A survey from Citi Research taken in September found that Nike and Adidas are back in favor with Chinese consumers following an uproar in March with several Western companies over their stance on China’s Xinjiang region.
Nike, Adidas, H&M and other major Western apparel brands had faced a boycott in China over past comments the fashion brands made about labor conditions in Xinjiang’s Western region, home to Muslim Uighurs, becoming embroiled in a diplomatic row between China and the West. China denied allegations of human rights abuses after the European Union, U.S, Britain and Canada imposed sanctions on the officials.
Citi’s September survey followed a survey of 1,000 Chinese consumers conducted in June that was already showing a gradual recovery in the health of western athletic brands.
When asked which athletic brands they considered purchasing next, 81 percent of Chinese consumers surveyed indicated they planned to buy Nike in September, up from 48 percent in the June survey. For Adidas, 49 percent said they planned to buy Adidas, increasing from 31 percent in June.
Peak and Li Ning were down significantly on purchase intent from June to September, with 7 percent and 4 percent of respondents considering purchasing Peak and Li Ning in September, down from 54 percent for both in June.

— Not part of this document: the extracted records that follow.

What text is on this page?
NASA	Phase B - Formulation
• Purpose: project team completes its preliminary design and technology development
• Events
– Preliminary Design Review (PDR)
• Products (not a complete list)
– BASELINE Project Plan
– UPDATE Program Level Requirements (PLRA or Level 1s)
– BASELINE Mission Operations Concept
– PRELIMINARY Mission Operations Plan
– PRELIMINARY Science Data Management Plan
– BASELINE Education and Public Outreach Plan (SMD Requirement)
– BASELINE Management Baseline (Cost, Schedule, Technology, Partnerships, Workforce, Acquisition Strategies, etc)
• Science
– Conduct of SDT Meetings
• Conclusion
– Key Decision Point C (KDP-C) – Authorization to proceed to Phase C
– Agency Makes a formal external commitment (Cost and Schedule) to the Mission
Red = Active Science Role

“Our survey results in September suggest the fallout from the Xinjiang cotton controversy continues to wane for western brands,” wrote Paul Lejuez, Citi’s lead analyst in the athletics’ space. “NKE’s brand health, in particular, stood out as one of the strongest among its athletic peers in the region (considering both Western and Chinese brands), which bodes well for the long-term health of the brand in the region. However, other data points suggest that the macro picture in the region may be a headwind to Nike, Adidas and other Western brands near-term.”

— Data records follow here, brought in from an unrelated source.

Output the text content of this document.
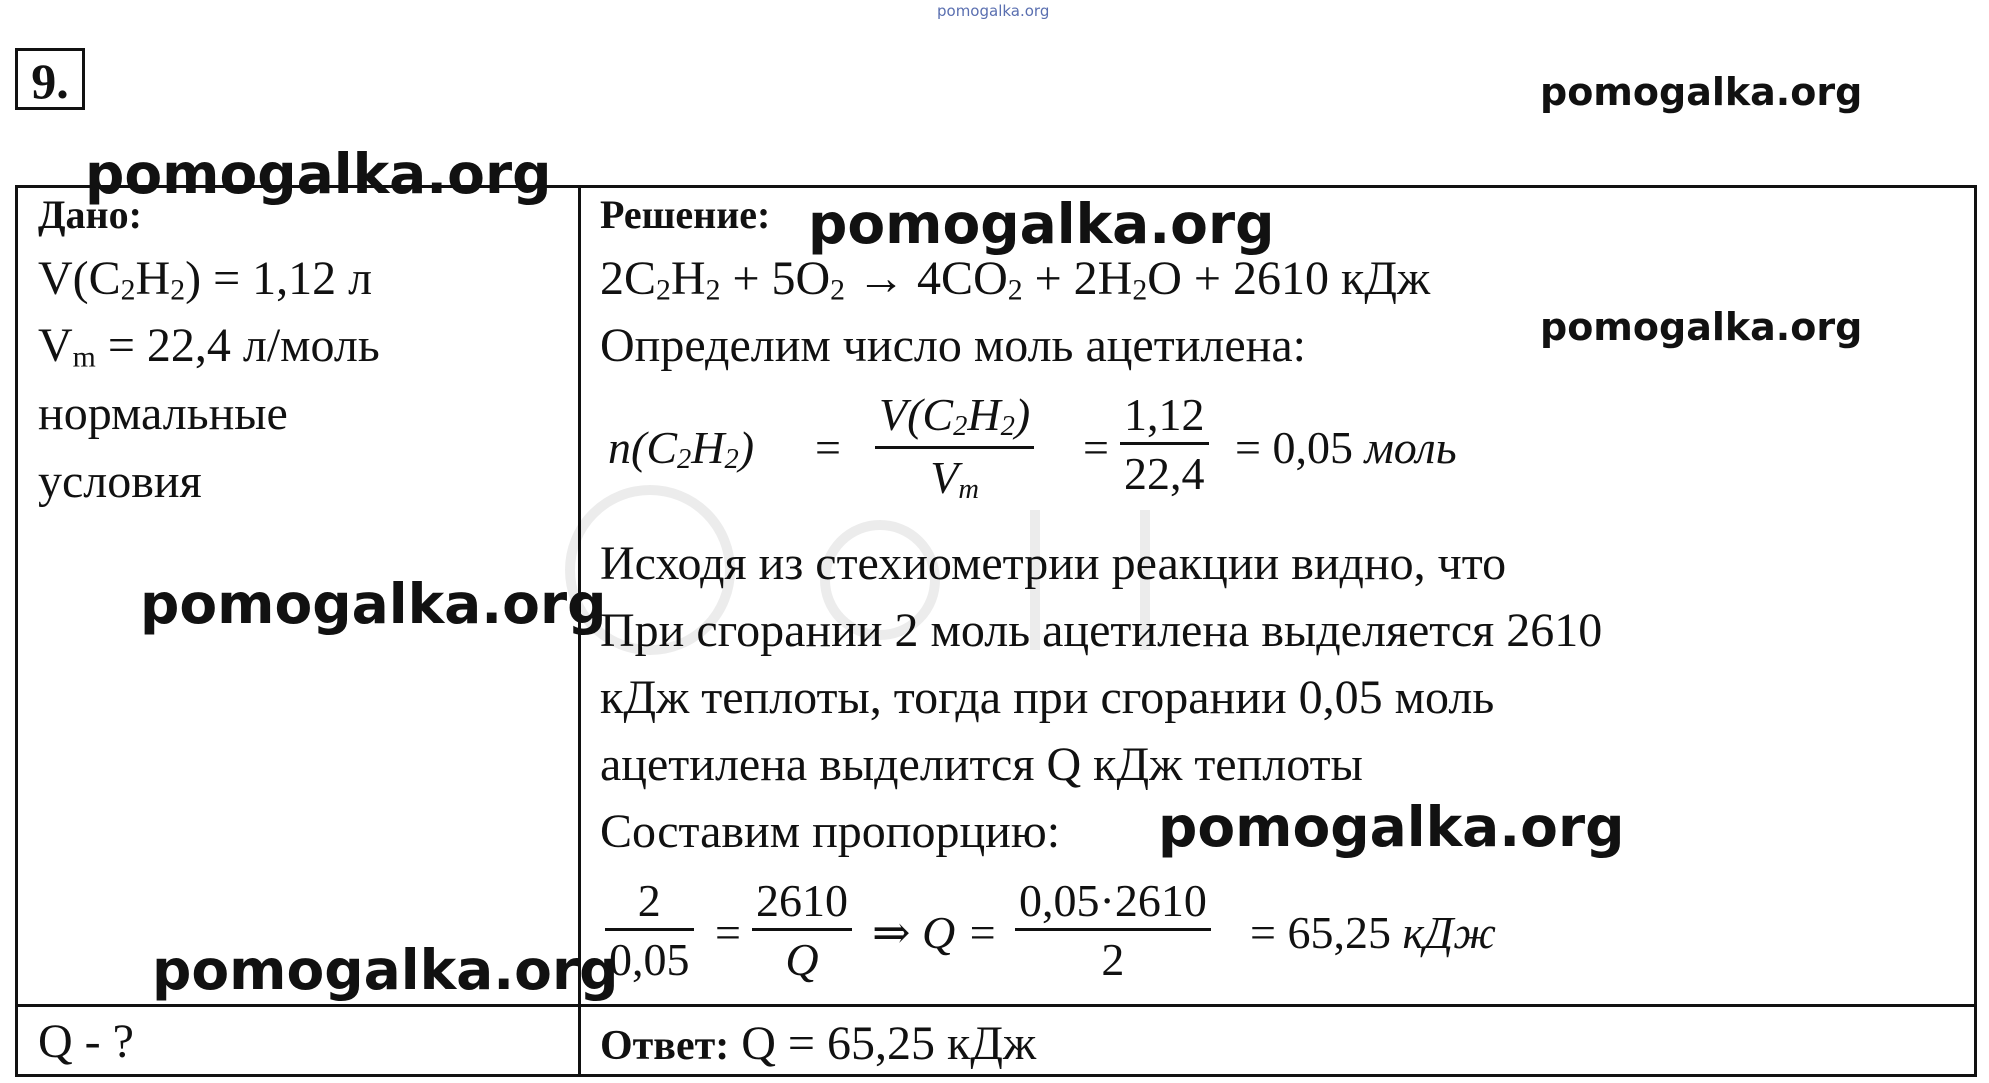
pomogalka.org
9.
Дано:
$V(C_2H_2) = 1,12$ л
$V_m = 22,4$ л/моль
нормальные
условия
Q - ?
Решение:
$2C_2H_2 + 5O_2 \to 4CO_2 + 2H_2O + 2610$ кДж
Определим число моль ацетилена:
$n(C_2H_2) = \frac{V(C_2H_2)}{V_m} = \frac{1,12}{22,4} = 0,05$ моль
Исходя из стехиометрии реакции видно, что
При сгорании 2 моль ацетилена выделяется 2610
кДж теплоты, тогда при сгорании 0,05 моль
ацетилена выделится Q кДж теплоты
Составим пропорцию:
$\frac{2}{0,05} = \frac{2610}{Q}$ ⇒ $Q = \frac{0,05\cdot 2610}{2} = 65,25$ кДж
Ответ: Q = 65,25 кДж
pomogalka.org
pomogalka.org
pomogalka.org
pomogalka.org
pomogalka.org
pomogalka.org
pomogalka.org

Among the signs of headwinds potentially facing growth in China, Pou Sheng recently reported a significant deceleration in sales in August to a decline of 32 percent from declines of 13 percent in July and 12 percent in June. Li Ning also warned of uncertainties in the macro-environment due to a rise in COVID cases since Mid-July.
The research arrives as Nike is due to report first-quarter results on Thursday night.

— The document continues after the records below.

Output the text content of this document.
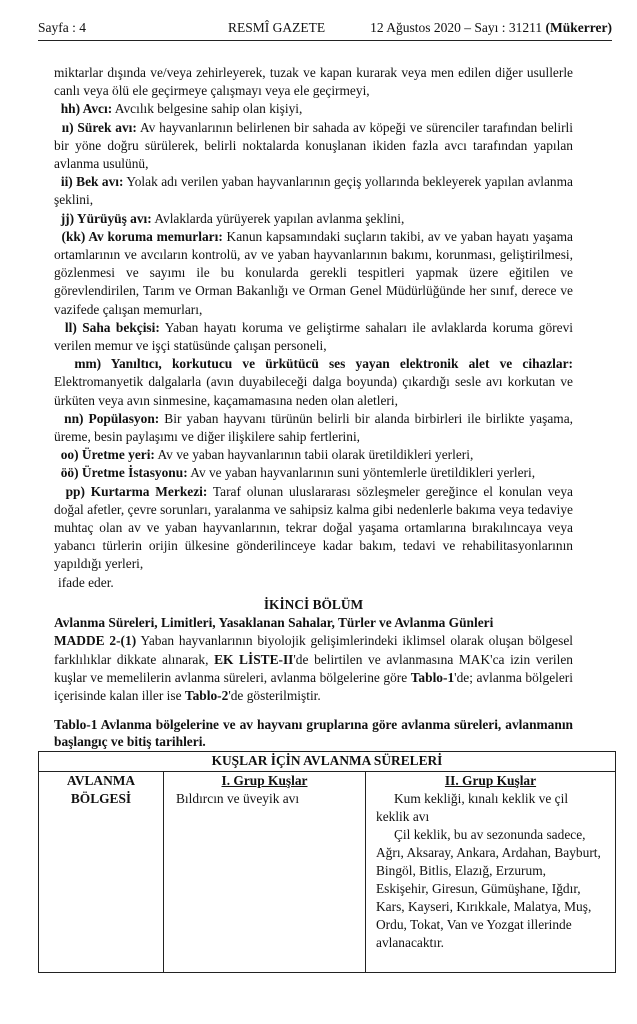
Sayfa : 4	RESMÎ GAZETE	12 Ağustos 2020 – Sayı : 31211 (Mükerrer)

miktarlar dışında ve/veya zehirleyerek, tuzak ve kapan kurarak veya men edilen diğer usullerle canlı veya ölü ele geçirmeye çalışmayı veya ele geçirmeyi,

hh) Avcı: Avcılık belgesine sahip olan kişiyi,

ıı) Sürek avı: Av hayvanlarının belirlenen bir sahada av köpeği ve sürenciler tarafından belirli bir yöne doğru sürülerek, belirli noktalarda konuşlanan ikiden fazla avcı tarafından yapılan avlanma usulünü,

ii) Bek avı: Yolak adı verilen yaban hayvanlarının geçiş yollarında bekleyerek yapılan avlanma şeklini,

jj) Yürüyüş avı: Avlaklarda yürüyerek yapılan avlanma şeklini,

(kk) Av koruma memurları: Kanun kapsamındaki suçların takibi, av ve yaban hayatı yaşama ortamlarının ve avcıların kontrolü, av ve yaban hayvanlarının bakımı, korunması, geliştirilmesi, gözlenmesi ve sayımı ile bu konularda gerekli tespitleri yapmak üzere eğitilen ve görevlendirilen, Tarım ve Orman Bakanlığı ve Orman Genel Müdürlüğünde her sınıf, derece ve vazifede çalışan memurları,

ll) Saha bekçisi: Yaban hayatı koruma ve geliştirme sahaları ile avlaklarda koruma görevi verilen memur ve işçi statüsünde çalışan personeli,

mm) Yanıltıcı, korkutucu ve ürkütücü ses yayan elektronik alet ve cihazlar: Elektromanyetik dalgalarla (avın duyabileceği dalga boyunda) çıkardığı sesle avı korkutan ve ürküten veya avın sinmesine, kaçamamasına neden olan aletleri,

nn) Popülasyon: Bir yaban hayvanı türünün belirli bir alanda birbirleri ile birlikte yaşama, üreme, besin paylaşımı ve diğer ilişkilere sahip fertlerini,

oo) Üretme yeri: Av ve yaban hayvanlarının tabii olarak üretildikleri yerleri,

öö) Üretme İstasyonu: Av ve yaban hayvanlarının suni yöntemlerle üretildikleri yerleri,

pp) Kurtarma Merkezi: Taraf olunan uluslararası sözleşmeler gereğince el konulan veya doğal afetler, çevre sorunları, yaralanma ve sahipsiz kalma gibi nedenlerle bakıma veya tedaviye muhtaç olan av ve yaban hayvanlarının, tekrar doğal yaşama ortamlarına bırakılıncaya veya yabancı türlerin orijin ülkesine gönderilinceye kadar bakım, tedavi ve rehabilitasyonlarının yapıldığı yerleri,

ifade eder.

İKİNCİ BÖLÜM

Avlanma Süreleri, Limitleri, Yasaklanan Sahalar, Türler ve Avlanma Günleri

MADDE 2-(1) Yaban hayvanlarının biyolojik gelişimlerindeki iklimsel olarak oluşan bölgesel farklılıklar dikkate alınarak, EK LİSTE-II'de belirtilen ve avlanmasına MAK'ca izin verilen kuşlar ve memelilerin avlanma süreleri, avlanma bölgelerine göre Tablo-1'de; avlanma bölgeleri içerisinde kalan iller ise Tablo-2'de gösterilmiştir.

Tablo-1 Avlanma bölgelerine ve av hayvanı gruplarına göre avlanma süreleri, avlanmanın başlangıç ve bitiş tarihleri.
KUŞLAR İÇİN AVLANMA SÜRELERİ
AVLANMA
BÖLGESİ
I. Grup Kuşlar
Bıldırcın ve üveyik avı
II. Grup Kuşlar
Kum kekliği, kınalı keklik ve çil keklik avı
Çil keklik, bu av sezonunda sadece, Ağrı, Aksaray, Ankara, Ardahan, Bayburt, Bingöl, Bitlis, Elazığ, Erzurum, Eskişehir, Giresun, Gümüşhane, Iğdır, Kars, Kayseri, Kırıkkale, Malatya, Muş, Ordu, Tokat, Van ve Yozgat illerinde avlanacaktır.
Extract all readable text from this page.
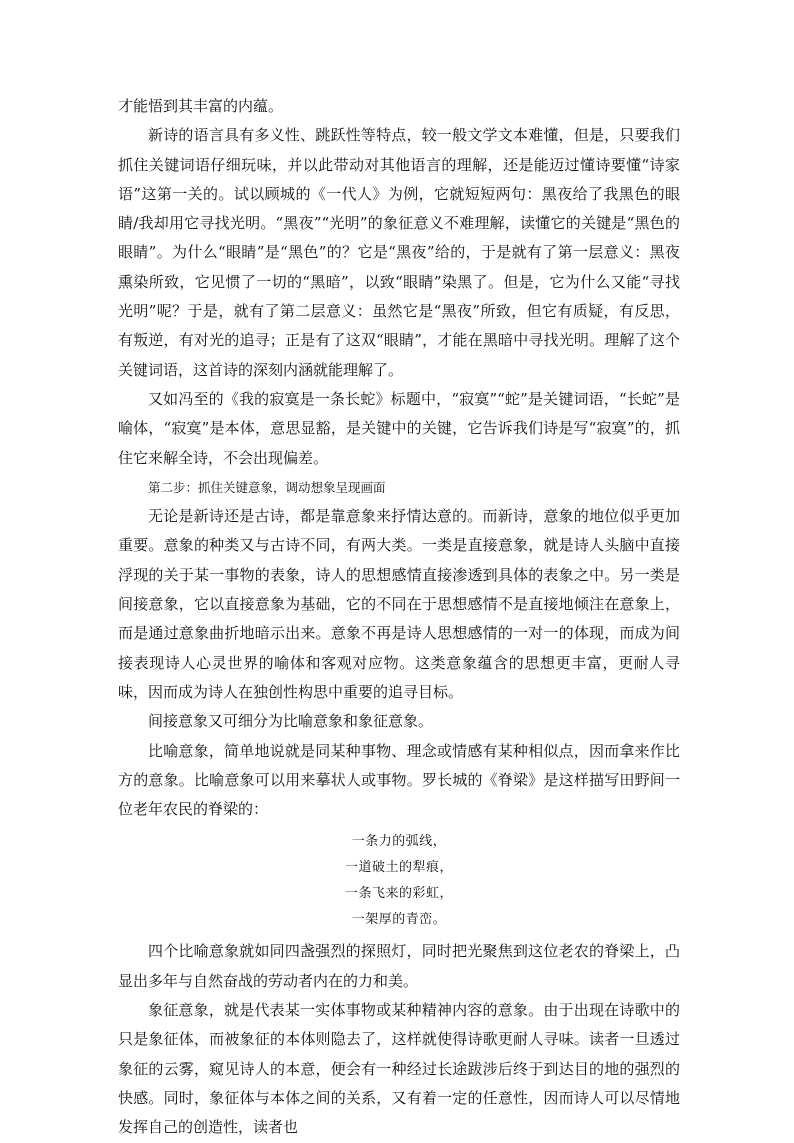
才能悟到其丰富的内蕴。

新诗的语言具有多义性、跳跃性等特点，较一般文学文本难懂，但是，只要我们抓住关键词语仔细玩味，并以此带动对其他语言的理解，还是能迈过懂诗要懂“诗家语”这第一关的。试以顾城的《一代人》为例，它就短短两句：黑夜给了我黑色的眼睛/我却用它寻找光明。“黑夜”“光明”的象征意义不难理解，读懂它的关键是“黑色的眼睛”。为什么“眼睛”是“黑色”的？它是“黑夜”给的，于是就有了第一层意义：黑夜熏染所致，它见惯了一切的“黑暗”，以致“眼睛”染黑了。但是，它为什么又能“寻找光明”呢？于是，就有了第二层意义：虽然它是“黑夜”所致，但它有质疑，有反思，有叛逆，有对光的追寻；正是有了这双“眼睛”，才能在黑暗中寻找光明。理解了这个关键词语，这首诗的深刻内涵就能理解了。

又如冯至的《我的寂寞是一条长蛇》标题中，“寂寞”“蛇”是关键词语，“长蛇”是喻体，“寂寞”是本体，意思显豁，是关键中的关键，它告诉我们诗是写“寂寞”的，抓住它来解全诗，不会出现偏差。

第二步：抓住关键意象，调动想象呈现画面

无论是新诗还是古诗，都是靠意象来抒情达意的。而新诗，意象的地位似乎更加重要。意象的种类又与古诗不同，有两大类。一类是直接意象，就是诗人头脑中直接浮现的关于某一事物的表象，诗人的思想感情直接渗透到具体的表象之中。另一类是间接意象，它以直接意象为基础，它的不同在于思想感情不是直接地倾注在意象上，而是通过意象曲折地暗示出来。意象不再是诗人思想感情的一对一的体现，而成为间接表现诗人心灵世界的喻体和客观对应物。这类意象蕴含的思想更丰富，更耐人寻味，因而成为诗人在独创性构思中重要的追寻目标。

间接意象又可细分为比喻意象和象征意象。

比喻意象，简单地说就是同某种事物、理念或情感有某种相似点，因而拿来作比方的意象。比喻意象可以用来摹状人或事物。罗长城的《脊梁》是这样描写田野间一位老年农民的脊梁的：

一条力的弧线，
一道破土的犁痕，
一条飞来的彩虹，
一架厚的青峦。

四个比喻意象就如同四盏强烈的探照灯，同时把光聚焦到这位老农的脊梁上，凸显出多年与自然奋战的劳动者内在的力和美。

象征意象，就是代表某一实体事物或某种精神内容的意象。由于出现在诗歌中的只是象征体，而被象征的本体则隐去了，这样就使得诗歌更耐人寻味。读者一旦透过象征的云雾，窥见诗人的本意，便会有一种经过长途跋涉后终于到达目的地的强烈的快感。同时，象征体与本体之间的关系，又有着一定的任意性，因而诗人可以尽情地发挥自己的创造性，读者也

Lejuez expects a “more cautious tone” from management as it releases results in light of the ongoing factory closures in Vietnam, including its guidance for the second half of fiscal 2022. In fiscal 2021, Nike sourced 51 percent of its footwear and 30 percent of its apparel from Vietnam.
“We believe ongoing factory closures are a risk to NKE’s ability to deliver product in line with initial plans next spring,” wrote Lejuez. “We believe the demand front remains very strong for NKE, particularly in North America, which could help abate pressures elsewhere in their biz. We believe the brand has pricing power and benefits from a strong development pipeline in the favorable athletic footwear category.”